No início, pretendia ficar na rabeira do pelotão, para evitar problemas. Porém, já nos primeiros quilômetros, havia uma longa subida. Alguns foram ficando para trás e o pelotão começou a apresentar hiatos cada vez maiores. Aí não me agüentei, ultrapassei o pessoal que estava ficando pra trás, preenchendo o espaço vazio até encontrar a porção mais coesa do pelotão. E aí fiquei até o final da prova.

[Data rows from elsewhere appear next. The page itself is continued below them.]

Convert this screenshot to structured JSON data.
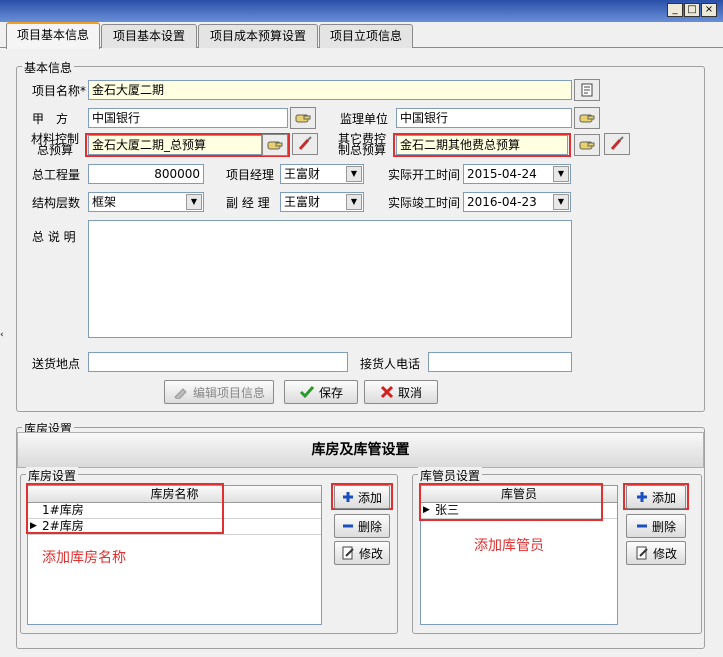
{
  "window": {
    "min": "_",
    "max": "□",
    "close": "×"
  },
  "tabs": [
    "项目基本信息",
    "项目基本设置",
    "项目成本预算设置",
    "项目立项信息"
  ],
  "basic": {
    "legend": "基本信息",
    "project_name_label": "项目名称*",
    "project_name": "金石大厦二期",
    "party_a_label": "甲　方",
    "party_a": "中国银行",
    "supervisor_label": "监理单位",
    "supervisor": "中国银行",
    "material_label": [
      "材料控制",
      "总预算"
    ],
    "material_budget": "金石大厦二期_总预算",
    "other_label": [
      "其它费控",
      "制总预算"
    ],
    "other_budget": "金石二期其他费总预算",
    "quantity_label": "总工程量",
    "quantity": "800000",
    "manager_label": "项目经理",
    "manager": "王富财",
    "start_label": "实际开工时间",
    "start_date": "2015-04-24",
    "structure_label": "结构层数",
    "structure": "框架",
    "deputy_label": "副 经 理",
    "deputy": "王富财",
    "end_label": "实际竣工时间",
    "end_date": "2016-04-23",
    "desc_label": "总 说 明",
    "desc": "",
    "delivery_label": "送货地点",
    "delivery": "",
    "phone_label": "接货人电话",
    "phone": "",
    "edit_btn": "编辑项目信息",
    "save_btn": "保存",
    "cancel_btn": "取消"
  },
  "warehouse": {
    "legend": "库房设置",
    "title": "库房及库管设置",
    "rooms_legend": "库房设置",
    "rooms_header": "库房名称",
    "rooms": [
      "1#库房",
      "2#库房"
    ],
    "keepers_legend": "库管员设置",
    "keepers_header": "库管员",
    "keepers": [
      "张三"
    ],
    "add_btn": "添加",
    "delete_btn": "删除",
    "modify_btn": "修改",
    "note_rooms": "添加库房名称",
    "note_keepers": "添加库管员"
  },
  "colors": {
    "annotation": "#e03030",
    "required_bg": "#ffffe1"
  }
}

Talvez alguns tenham se sentido atrapalhados ou assustados ao verem próximos de si uma bicicleta de configuração diferente do que estão acostumados; a estes peço desculpas. Por outro lado, o estilo típico de pedalar reclinado tende a ser mais previsível e estável, de maneira que para quem vem atrás deve ser bem tranqüilo.
Alguns comentaram bem-humoradamente que não dava para "pegar o vácuo" atrás da reclinada. Bem, isso seria um problema em velocidade de competição, mas a 22.5 km/h o fator aerodinâmico não é significativo. Tanto que a vantagem aerodinâmica da reclinada tampouco chega a aparecer. Então realmente não é isso que importa, nesta modalidade!
Falando em brincadeiras, antes da largada o Faccin tentou me assustar dizendo que íamos subir a 25 m/h. Não sei se ele falou isso só para mim, em função do conhecido preconceito a respeito de reclinadas e subidas, ou se era uma pegadinha que ele faz com todo mundo. Próximo ao final da prova, depois de ter feito TODAS as subidas com o pelotão da frente, devolvi a provocação: "e aí Faccin, eu subi direitinho com vocês, agora quem consegue descer comigo?" Estava aludindo à vantagem aerodinâmica da reclinada - que não é fantasia nem preconceito, é um fato. O clima amigável permitia esse tipo de brincadeira sem nenhum problema.
Será que a modalidade vai "pegar"? Só o tempo dirá. O pessoal de Santa Maria gostou tanto que vão organizar mais um brevet de 100 km lá. O que é ótimo, porque senão só os que fizeram o "Only Chance" teriam o direito de participar do brevet de 200 km que já está marcado para setembro, novamente em Santa Cruz do Sul.

Um comentário:

mulherescorremcomlobos disse...

Impecavél de fato, sem tirar o mérito de todo evento, o texto realmente sabe se expressar em todos os sentidos, inclusive no que tange a comparação feita à filosofia zen budista, principalmente!